Experiences and perceptions of mothers of young people with and without additional support needs and autistic spectrum disorder in relation to behaviour, maternal stress, access to services and family quality of life
Moffat, Vivien Jane
This research explores experiences and perceptions of mothers of adolescents and young adults (13-22yrs) with Additional Support Needs (ASN) in relation to stress, service provision and family and individual Quality of Life (QoL). A particular focus is the effect of having a family member with ASN who also has a diagnosis of Autistic Spectrum Disorder (ASD) or where the young person with ASN may have an ASD which has not been diagnosed. Mothers of young people from 4 groups were recruited: i) those with ASN and no ASD (n=41), ii) those with ASN and a diagnosis of ASD (n=18), iii) those with ASN, no diagnosis of ASD but with a positive score on an ASD screening measure (n=17) and iv) typically developing controls (n=17). The mothers of young people with ASN (n=76) completed standardised questionnaires about family and individual QoL, stress, service provision, child behaviour and presence and severity of ASD traits. Twenty two of these mothers also took part in a semi-structured interview about coping with issues identified as most stressful by them in the stress questionnaire.
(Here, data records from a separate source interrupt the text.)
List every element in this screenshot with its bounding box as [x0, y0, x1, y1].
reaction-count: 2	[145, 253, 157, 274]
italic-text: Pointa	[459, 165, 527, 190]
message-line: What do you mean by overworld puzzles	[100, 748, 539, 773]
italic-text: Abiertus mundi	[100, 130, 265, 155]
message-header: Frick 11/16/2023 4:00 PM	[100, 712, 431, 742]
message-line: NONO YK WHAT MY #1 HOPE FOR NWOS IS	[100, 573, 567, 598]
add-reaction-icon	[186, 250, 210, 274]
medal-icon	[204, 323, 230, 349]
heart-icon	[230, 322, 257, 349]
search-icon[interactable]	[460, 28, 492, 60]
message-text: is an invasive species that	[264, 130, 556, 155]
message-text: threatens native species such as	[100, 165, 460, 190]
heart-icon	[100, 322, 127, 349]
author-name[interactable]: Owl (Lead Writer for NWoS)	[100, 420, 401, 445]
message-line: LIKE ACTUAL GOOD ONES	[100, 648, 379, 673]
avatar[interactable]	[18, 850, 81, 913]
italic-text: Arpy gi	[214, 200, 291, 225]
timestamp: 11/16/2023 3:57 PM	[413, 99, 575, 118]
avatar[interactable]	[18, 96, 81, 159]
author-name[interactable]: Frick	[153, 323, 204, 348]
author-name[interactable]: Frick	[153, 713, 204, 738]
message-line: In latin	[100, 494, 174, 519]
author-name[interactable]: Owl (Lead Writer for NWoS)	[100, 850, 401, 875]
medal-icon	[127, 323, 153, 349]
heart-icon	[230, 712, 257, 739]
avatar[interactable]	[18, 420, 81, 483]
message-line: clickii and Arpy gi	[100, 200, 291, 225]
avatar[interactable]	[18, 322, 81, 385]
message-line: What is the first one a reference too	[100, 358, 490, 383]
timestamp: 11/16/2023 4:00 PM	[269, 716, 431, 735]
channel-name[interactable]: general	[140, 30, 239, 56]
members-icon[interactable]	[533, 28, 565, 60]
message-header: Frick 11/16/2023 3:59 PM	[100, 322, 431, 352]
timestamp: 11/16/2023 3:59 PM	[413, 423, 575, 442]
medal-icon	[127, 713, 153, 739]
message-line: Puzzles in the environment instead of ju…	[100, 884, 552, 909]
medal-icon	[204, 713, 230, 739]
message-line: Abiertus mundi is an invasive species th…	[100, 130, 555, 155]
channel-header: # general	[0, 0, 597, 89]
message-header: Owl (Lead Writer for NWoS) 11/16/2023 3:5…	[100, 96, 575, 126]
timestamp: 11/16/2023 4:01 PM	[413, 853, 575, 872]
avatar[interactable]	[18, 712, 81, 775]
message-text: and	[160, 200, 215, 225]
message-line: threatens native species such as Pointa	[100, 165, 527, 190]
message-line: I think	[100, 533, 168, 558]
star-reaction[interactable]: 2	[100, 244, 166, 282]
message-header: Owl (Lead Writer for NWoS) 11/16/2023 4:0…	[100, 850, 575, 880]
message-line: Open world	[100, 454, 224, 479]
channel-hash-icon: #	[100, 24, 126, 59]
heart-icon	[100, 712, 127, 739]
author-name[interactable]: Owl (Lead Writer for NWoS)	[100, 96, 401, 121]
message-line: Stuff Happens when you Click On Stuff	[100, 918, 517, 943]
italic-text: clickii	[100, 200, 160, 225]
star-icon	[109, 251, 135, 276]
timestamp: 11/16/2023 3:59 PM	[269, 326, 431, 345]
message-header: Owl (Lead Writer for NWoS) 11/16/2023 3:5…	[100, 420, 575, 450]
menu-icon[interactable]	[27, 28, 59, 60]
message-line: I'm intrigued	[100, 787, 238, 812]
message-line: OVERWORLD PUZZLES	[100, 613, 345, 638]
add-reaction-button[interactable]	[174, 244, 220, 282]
The mothers of typically developing young people (n=17) completed standardised questionnaires on individual and family quality of life and on the behaviour of their similarly aged son or daughter. Data collected via these questionnaires showed that increased severity of ASD was associated with increased maternal stress, which in turn was associated with decreased family and maternal QoL. Mothers of typically developing young people had significantly higher individual and family QoL scores than each of the three other groups. The findings from the interviews supported the questionnaire results and gave further insight into mothers’ life experiences. Mothers identified many perceived barriers to their child’s progress including: lack of support and lack of co-ordinated service provision. The results suggest that mothers of young people with ASN experience lower individual and family quality of life than mothers of typically developing young people. Parenting an adolescent or young adult with ASN is perceived as stressful and that the presence of behaviour associated with ASD is additionally stressful. Possible reasons for differences in quality of life outcomes amongst the study groups are discussed. Implications for adequate services and recommendations for future research are suggested.